That’s the powerful question recently asked by the psychiatrist Joseph Pierre in Aeon magazine.
(W)hat if the reality is that the underlying cause of mass murder lies not in something external to ourselves, but rather something at the root of human instinct and behavior that’s also interwoven into American popular culture? This possibility suggests that, rather than trying to get rid of some offending external agent, a more meaningful approach might require looking within ourselves and our own communities for a solution.
That’s such a challenging notion not just because of what it suggests about mass shootings—though certainly that—but because of the larger questions it forces us to ask about self, society, and mental health. The whole premise of our industrialized approach to mental health is that “mental illness” is an organic problem or chemical maladjustment to a reasonable world. But what if, as R.D. Laing once put it, “insanity is a perfectly rational adjustment to an irrational world?” What if so many of the symptoms that underlie “mental illness” are the result not of individual differences but of internalizing something that we have in common?

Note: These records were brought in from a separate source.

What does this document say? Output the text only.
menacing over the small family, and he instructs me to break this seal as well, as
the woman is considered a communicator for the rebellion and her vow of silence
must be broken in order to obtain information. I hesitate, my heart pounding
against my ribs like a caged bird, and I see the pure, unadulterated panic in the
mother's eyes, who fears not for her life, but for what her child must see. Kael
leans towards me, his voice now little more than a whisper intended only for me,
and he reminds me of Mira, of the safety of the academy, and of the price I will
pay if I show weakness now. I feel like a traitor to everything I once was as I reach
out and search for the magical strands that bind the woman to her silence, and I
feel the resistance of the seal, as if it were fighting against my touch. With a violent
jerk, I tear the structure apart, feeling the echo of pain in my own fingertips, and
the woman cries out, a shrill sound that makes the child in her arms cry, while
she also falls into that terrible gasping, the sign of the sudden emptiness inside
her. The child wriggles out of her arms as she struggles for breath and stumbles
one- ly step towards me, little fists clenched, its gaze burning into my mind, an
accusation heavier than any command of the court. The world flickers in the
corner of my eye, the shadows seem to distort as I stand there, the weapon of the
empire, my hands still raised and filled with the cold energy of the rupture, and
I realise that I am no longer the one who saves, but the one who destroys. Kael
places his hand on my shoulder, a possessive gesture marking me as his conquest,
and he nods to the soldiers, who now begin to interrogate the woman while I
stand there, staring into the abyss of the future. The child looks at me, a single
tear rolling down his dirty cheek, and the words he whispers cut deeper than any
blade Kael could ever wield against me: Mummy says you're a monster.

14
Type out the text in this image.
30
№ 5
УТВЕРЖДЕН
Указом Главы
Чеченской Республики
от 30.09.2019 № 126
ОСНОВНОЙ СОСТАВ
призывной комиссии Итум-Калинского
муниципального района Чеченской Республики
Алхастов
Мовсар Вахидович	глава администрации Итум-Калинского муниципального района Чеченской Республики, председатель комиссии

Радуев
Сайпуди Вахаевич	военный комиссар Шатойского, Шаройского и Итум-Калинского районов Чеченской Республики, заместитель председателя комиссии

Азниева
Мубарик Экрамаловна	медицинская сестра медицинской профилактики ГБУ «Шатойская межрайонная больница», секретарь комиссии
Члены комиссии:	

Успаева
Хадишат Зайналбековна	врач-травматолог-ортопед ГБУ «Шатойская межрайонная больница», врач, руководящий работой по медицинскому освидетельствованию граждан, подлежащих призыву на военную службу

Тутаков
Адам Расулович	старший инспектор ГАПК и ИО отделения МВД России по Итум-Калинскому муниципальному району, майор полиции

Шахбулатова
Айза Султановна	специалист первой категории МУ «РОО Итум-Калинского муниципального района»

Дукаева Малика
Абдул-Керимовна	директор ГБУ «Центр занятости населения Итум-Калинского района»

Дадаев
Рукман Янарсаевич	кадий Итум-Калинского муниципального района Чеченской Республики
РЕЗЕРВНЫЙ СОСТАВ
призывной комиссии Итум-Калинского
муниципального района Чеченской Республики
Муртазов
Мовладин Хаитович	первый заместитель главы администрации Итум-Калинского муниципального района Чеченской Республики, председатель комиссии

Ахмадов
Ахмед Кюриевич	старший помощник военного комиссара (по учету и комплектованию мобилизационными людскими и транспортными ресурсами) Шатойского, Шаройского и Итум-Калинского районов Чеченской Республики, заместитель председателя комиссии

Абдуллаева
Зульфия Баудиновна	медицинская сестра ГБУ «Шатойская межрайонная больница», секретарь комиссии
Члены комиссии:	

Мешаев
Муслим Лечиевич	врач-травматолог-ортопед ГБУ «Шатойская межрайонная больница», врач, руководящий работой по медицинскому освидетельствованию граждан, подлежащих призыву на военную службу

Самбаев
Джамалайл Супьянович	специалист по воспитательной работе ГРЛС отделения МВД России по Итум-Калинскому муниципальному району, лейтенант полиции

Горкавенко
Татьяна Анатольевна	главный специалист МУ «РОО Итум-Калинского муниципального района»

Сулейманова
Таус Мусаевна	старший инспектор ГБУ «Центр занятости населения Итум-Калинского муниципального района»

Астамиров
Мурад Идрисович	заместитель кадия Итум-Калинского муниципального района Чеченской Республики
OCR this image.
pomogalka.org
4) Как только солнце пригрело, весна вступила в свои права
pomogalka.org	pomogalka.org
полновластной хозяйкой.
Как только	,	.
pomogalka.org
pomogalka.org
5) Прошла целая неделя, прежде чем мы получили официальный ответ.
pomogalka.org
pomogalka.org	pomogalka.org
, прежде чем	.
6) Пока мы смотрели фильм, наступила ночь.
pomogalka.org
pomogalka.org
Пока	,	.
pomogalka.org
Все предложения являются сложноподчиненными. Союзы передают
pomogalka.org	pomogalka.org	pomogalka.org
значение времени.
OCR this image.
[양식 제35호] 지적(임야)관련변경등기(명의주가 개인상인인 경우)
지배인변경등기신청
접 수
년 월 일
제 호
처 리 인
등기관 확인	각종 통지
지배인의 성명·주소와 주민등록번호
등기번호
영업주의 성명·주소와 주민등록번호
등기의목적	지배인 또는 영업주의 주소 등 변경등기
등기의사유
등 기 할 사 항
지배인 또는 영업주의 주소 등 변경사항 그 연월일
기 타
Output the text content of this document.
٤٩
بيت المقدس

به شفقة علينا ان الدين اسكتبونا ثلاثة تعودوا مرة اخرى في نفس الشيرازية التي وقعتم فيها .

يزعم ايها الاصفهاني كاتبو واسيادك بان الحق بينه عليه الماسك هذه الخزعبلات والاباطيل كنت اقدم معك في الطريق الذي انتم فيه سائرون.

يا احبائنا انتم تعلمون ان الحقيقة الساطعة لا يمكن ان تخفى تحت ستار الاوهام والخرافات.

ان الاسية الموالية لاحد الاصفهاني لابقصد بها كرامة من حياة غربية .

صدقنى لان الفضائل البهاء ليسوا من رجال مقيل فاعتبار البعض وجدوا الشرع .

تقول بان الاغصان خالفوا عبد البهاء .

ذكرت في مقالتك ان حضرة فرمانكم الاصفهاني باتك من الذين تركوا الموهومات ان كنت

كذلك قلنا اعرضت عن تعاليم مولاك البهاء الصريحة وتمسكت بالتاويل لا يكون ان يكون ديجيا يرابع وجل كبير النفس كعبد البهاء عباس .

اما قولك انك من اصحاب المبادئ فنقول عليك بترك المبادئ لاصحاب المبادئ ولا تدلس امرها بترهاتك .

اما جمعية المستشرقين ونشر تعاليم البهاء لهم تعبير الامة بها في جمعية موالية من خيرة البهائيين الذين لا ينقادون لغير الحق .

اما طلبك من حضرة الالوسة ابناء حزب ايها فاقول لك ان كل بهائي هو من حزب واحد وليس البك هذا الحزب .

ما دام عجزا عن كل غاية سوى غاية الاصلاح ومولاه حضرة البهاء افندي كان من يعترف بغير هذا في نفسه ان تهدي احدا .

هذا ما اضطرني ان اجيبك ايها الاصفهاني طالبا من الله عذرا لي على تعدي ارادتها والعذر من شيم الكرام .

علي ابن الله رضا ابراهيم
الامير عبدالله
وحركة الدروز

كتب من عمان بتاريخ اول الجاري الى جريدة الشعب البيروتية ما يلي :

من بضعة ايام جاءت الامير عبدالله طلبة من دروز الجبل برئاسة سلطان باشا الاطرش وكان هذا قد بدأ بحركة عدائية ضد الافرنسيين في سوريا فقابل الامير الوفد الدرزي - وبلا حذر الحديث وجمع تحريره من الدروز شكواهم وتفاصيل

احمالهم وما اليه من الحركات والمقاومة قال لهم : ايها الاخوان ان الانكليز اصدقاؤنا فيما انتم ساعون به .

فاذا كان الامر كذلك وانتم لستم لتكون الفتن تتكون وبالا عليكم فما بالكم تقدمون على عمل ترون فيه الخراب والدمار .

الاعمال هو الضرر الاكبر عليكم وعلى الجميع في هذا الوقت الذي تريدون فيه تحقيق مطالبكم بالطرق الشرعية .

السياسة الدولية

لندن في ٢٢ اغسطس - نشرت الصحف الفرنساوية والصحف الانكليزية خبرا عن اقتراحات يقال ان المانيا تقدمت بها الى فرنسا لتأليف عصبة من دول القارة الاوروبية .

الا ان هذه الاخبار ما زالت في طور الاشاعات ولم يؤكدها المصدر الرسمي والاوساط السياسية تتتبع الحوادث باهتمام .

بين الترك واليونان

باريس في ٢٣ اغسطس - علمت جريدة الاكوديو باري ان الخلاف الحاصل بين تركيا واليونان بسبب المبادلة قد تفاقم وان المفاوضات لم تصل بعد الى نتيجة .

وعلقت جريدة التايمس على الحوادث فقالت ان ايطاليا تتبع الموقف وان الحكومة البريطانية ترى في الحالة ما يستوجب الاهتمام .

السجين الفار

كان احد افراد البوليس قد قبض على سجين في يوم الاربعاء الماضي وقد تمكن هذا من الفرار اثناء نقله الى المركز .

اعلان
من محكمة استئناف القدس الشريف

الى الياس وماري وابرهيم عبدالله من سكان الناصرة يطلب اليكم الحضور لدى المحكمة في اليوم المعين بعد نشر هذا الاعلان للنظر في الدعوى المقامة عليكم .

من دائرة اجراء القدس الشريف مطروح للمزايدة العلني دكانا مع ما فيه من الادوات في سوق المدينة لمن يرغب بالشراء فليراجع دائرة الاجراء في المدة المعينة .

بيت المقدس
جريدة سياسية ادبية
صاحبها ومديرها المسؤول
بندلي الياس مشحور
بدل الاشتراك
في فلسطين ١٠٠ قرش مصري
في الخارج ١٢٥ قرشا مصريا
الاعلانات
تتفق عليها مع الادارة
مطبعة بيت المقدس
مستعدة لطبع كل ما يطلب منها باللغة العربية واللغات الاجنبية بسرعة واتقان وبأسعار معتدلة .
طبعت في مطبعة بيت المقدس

It’s a question that pops up under every rock. Writing about the root cause of drug addiction in the Huffington Post, the author Johann Hari says “(H)uman beings have a deep need to bond and form connections. It’s how we get our satisfaction. If we can’t connect with each other, we will connect with anything we can find—the whirr of a roulette wheel or the prick of a syringe. … (W)e should stop talking about “addiction” altogether, and instead call it “bonding.” A heroin addict has bonded with heroin because she couldn’t bond as fully with anything else. So the opposite of addiction is not sobriety. It is human connection.”
And yet:
(W)e have created an environment and a culture that cut us off from connection, or offer only the parody of it offered by the Internet. The rise of addiction is a symptom of a deeper sickness in the way we live—constantly directing our gaze towards the next shiny object we should buy, rather than the human beings all around us.
The writer George Monbiot has called this “the age of loneliness.” We have created human societies where it is easier for people to become cut off from all human connections than ever before. … (F)or too long, we have talked exclusively about individual recovery from addiction. We need now to talk about social recovery—how we all recover, together, from the sickness of isolation that is sinking on us like a thick fog.
The significant point of all this—along with the considerable research suggesting that “mental illness” manifests in culturally determined ways and questions of how minority communities can support each other’s mental health in a time of persecution—is that these are questions that the industrialized approach to psychology can’t even ask. These are issues of vital importance to our psychological health and happiness that go far beyond the remedies offered by psycho-pharmaceuticals and even Cognitive Behavioral Therapy—both of which are, ultimately, means of adjusting to society as you have inherited it.
They not only have nothing to offer the dissident, the creative thinker, or the seeker of wisdom—they are actively hostile to her. They have nothing to say to people looking for new ways to form communities.
It is existential-humanistic therapy that opens the door to individuals who want to ask deeper questions about our place in the culture—and whether that culture is psychologically healthy. This may seem, at first, to only apply to “other” people and “exotic” situations: of course young women living under the Taliban aren’t depressed for a lack of medication; of course pro-democracy protestors in Egypt aren’t “well adjusted’ by the standards of the state. But we are arrogant to think that it doesn’t apply to our own culture as well: to think that our modernity has no big questions left to be asked about addiction and shooting and community. To think that creative children in classrooms don’t need adults to have access to ways of thinking about mental health that at least allows for the possibility that “maybe the boxes I’m supposed to put people in aren’t big enough.” Or even wrong.
And hey—why does America have one of the highest rates of mental illness in the world?
There was a time, early in psychology’s history, when it asked big questions about the culture—and when it critiqued that culture on behalf of individuals. Now mainstream psychology is the servant of entrenched interests and promotes an individualism with no room for individuality.
We can do better. Mainstream psychology can’t.